Because Sowell was a registered sex offender, police would drop by his house to check on him, Pinkston explains.

But, officials insist, before last week, there was never any reason to suspect Sowell of murder. "At that address over the last three years," Cleveland Police Chief Michael McGrath told reporters, "including the call we just had on Oct. 20, there was only one other call to that address."

Relatives of missing women are watching anxiously, wondering if their loved ones are among the victims, Pinkston points out.

Among them, the daughter and mother of Tonia Carmichael, who vanished almost a year ago. Her car was found soon after, just blocks from Sowell's home. Carmichael, a heavy drug user, used to go to the neighborhood to buy drugs, her family tells CBS News.

Carmichael's daughter, Donnita Carmichael, and mother, Barbara Carmichael, complained about police conduct to "Early Show" co-anchor Harry Smith. Wednesday. They said just because Tonia was a drug user doesn't mean she wasn't a person, or that her disappearance deserved to go unanswered for the last year, as the family begged authorities for help finding her.

Now, police have asked for Tonia's dental records (to help them identify Tonia's body, if she is one of the victims) and, Donnita told Smith, that makes her "very concerned, and even almost for certain that she is, indeed, gonna come back as one of these victims from this heinous crime. It has been a year. And ironically, her one-year anniversary is on the 10th of this month, which is Tuesday.

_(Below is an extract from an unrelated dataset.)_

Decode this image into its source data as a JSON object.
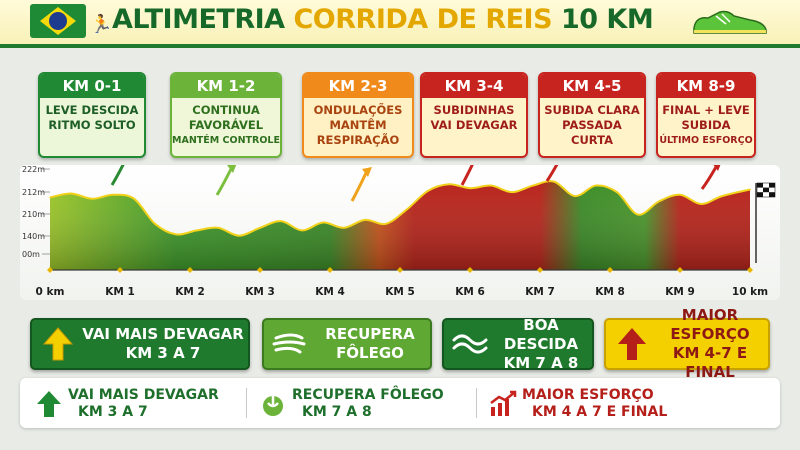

And by them asking us for the information that they asked for, it's a gut feeling that this is gonna be the end of it for this family."

Smith read a statement from a woman who escaped from Sowell's house after, the woman says, Sowell started to try to choke her. The woman said Sowell remarked, "You're just another crack (blank) from the street. No one will know if you're missing."

Asked by Smith if she thinks "that's part of what happened here? Is it possible that people just didn't care about people like your mother?," Donnita replied, "I think it is very much possible. And, in fact, I think that is exactly the case. Not just my mother being missing, but all of the women that went missing from this area, I think they were stereotyped, I think, because they had a drug addiction, whether it was crack, alcohol, heroin, or whatever drug of their choice, or just having to fall on hard times and relying on the streets to be their home and their comfort. I believe he preyed on them. And I believe, from the time that we initially tried to report my mother missing in Cleveland, they did nothing as far as looking for her. So, yes, I indeed strongly believe that, not just my mother, but a lot of these cases out here with these women being missing, their age didn't make a difference, her being on the street, and living the lifestyle that she did very well made a difference in them not looking for her or for anybody else that was missing, for that matter."

Tonia's mother and Donnita's grandmother, Barbara, told Smith, "If she's (Tonia's) in there, I'd like for her to be identified, because it's agony not knowing what happened to her.

"What upset me so bad, when I went to the police to try to report her missing, the Fourth District would not take the report, because she lived in (a nearby police district), (even though) she disappeared right around the corner from them, we found the car there. We went to (the other police district) after she was gone three weeks. They belittled it. They made jokes, (such as) 'Oh, go home, she'll show up by Christmas, after the drugs are all gone.' And they wouldn't even take the report. I had to go back up and demand to see the officer in charge. That's the only way I got her reported missing."

Cleveland police have refused repeated requests from CBS News for a live interview.

EDITOR'S NOTE: The Associated Press has withdrawn reports referring to Sowell as a "convicted rapist." The AP says that Sowell was only convicted of attempted rape, according to police.